Another valuable resource for foreign languages at Reed is the “language lab”, a room in the library with computers set up with top-notch translating software and more. All courses 200-level and below offer free tutoring.
For non-foreign language majors, every student at Reed must fulfill a divisional requirement which, though varying by major, usually requires at least one year of a foreign language, often more.
Many courses have equivalents in translation for non-majors who cannot or do not wish to learn the language, in history, literature and humanities. (These same courses are recommended for majors as well.)
The French Department of Reed College studies primarily continental French literature, but also offers courses on more general Francophone literature. The French language house hosts movie nights and a “table française” at dinner, as well as organizing celebrations for various French holidays. Study abroad opportunities include various campuses in Paris (including La Sorbonne) and University of Rennes II Haute Bretagne.
For more information on the French department at Reed College, check out their website.
The Spanish department at Reed studies both Peninsular and Latin American literature.
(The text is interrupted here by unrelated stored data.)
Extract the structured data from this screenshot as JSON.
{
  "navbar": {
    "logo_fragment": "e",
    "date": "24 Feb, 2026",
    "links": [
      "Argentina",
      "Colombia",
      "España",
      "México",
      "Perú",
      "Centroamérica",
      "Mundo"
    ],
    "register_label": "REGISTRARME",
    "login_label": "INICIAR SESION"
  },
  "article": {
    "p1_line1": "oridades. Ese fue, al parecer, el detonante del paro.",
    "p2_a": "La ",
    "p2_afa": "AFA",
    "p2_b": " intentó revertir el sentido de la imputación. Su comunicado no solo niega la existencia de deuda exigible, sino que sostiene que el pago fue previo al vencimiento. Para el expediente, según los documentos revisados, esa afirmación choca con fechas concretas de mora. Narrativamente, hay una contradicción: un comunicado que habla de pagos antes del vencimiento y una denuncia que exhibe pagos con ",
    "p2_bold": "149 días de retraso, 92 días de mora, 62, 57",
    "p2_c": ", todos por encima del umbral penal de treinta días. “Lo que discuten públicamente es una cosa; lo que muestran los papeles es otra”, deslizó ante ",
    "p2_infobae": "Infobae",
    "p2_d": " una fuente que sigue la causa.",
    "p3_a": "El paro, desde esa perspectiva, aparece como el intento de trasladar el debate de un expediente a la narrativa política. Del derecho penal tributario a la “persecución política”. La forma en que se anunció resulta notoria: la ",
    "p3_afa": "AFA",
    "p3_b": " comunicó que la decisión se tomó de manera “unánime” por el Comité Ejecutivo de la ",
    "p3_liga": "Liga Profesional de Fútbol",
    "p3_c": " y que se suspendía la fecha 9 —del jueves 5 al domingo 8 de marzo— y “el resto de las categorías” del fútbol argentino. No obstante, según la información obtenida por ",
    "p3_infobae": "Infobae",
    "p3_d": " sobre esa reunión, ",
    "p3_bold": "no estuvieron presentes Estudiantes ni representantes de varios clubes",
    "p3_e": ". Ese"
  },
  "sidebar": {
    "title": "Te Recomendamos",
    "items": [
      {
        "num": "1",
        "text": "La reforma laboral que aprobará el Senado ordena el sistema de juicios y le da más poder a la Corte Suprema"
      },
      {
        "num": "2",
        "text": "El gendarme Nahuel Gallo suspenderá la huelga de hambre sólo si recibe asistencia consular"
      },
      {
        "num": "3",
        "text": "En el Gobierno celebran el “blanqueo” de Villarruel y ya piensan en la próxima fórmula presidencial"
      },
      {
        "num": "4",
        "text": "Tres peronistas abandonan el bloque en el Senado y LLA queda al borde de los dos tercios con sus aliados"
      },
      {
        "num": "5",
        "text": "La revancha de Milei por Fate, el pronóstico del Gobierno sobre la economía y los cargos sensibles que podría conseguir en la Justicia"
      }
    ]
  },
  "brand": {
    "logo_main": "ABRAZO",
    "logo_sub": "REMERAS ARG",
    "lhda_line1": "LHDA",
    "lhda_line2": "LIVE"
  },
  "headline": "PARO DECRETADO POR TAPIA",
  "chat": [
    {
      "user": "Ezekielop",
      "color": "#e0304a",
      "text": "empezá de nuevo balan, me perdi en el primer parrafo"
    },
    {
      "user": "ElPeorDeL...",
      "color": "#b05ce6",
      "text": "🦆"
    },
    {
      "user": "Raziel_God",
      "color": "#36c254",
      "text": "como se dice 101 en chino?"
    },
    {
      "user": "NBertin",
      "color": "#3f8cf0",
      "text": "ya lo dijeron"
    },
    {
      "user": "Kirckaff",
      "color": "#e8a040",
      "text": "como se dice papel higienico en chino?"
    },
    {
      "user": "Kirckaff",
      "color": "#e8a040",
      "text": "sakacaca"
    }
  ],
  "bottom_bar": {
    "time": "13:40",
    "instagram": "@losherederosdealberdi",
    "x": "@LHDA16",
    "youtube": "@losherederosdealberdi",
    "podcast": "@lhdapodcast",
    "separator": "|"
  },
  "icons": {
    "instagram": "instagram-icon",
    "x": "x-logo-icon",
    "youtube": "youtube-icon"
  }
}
The Spanish language house, in addition to the typical movie nights and dinner table, hosts an annual campus-wide Cinco de Mayo celebration. Study abroad opportunities include the University of Costa Rica, Universidad San Francisco De Quito (Ecuador), and more.
For more information on the Spanish department, including a course list, thesis archive, faculty pages and more, check out their website.
The German department at Reed focuses on Germany more than other German-speaking countries. The focus is more on the German historical legacy than on modern times. The German house hosts movie nights, as well as an annual Oktoberfest on campus. There are numerous study abroad programs, including at the University of Munich, Berlin, Tübingen and Freiburg, with an especial recommendation to the Munich program.
For a German course list and description, study abroad resources, faculty pages and more, check out their website.
Chinese, a notoriously difficult language, is taught with the goal of students being able to read simple but original texts by the end of the second year. Chinese majors are strongly encouraged to attend study abroad in China through one of their many programs. The Chinese language house at Reed offers not only the usual dinner table and movie nights, but also celebrations of the Chinese New Year and more.
For more details regarding the Chinese department at Reed, check out their website.
Russian at Reed is a little bit different from other foreign languages in that it offers many of its literature courses in translation, due to the difficulty of the language. The Russian department is also smaller than that of other foreign languages at Reed; however, it is incredibly vibrant and undeniably—well, Russian. Study abroad opportunities include locations in Moscow and St Petersburg, as well as US-based immersion programs. Portland is also blessed with a lively Russian minority group.
For more information on the Russian department at Reed College, including course list, theses and faculty information, check out their page.
It should be noted that Reed College also offers a program for a very classical study of the two classical languages, Greek and Latin. However, there are none of the typical language house or language scholar opportunities for these.
For more information on the Reed Classics program, check out their page.
Love a language but it’s not on the list? Reed College also offers a number of informal courses on languages, from Japanese to Arabic to Hebrew. The availability of these varies from year to year, as these are taught by volunteers. While they are no substitute for a formal language course, they may prove attractive for students seeking a non-intensive introduction to a language.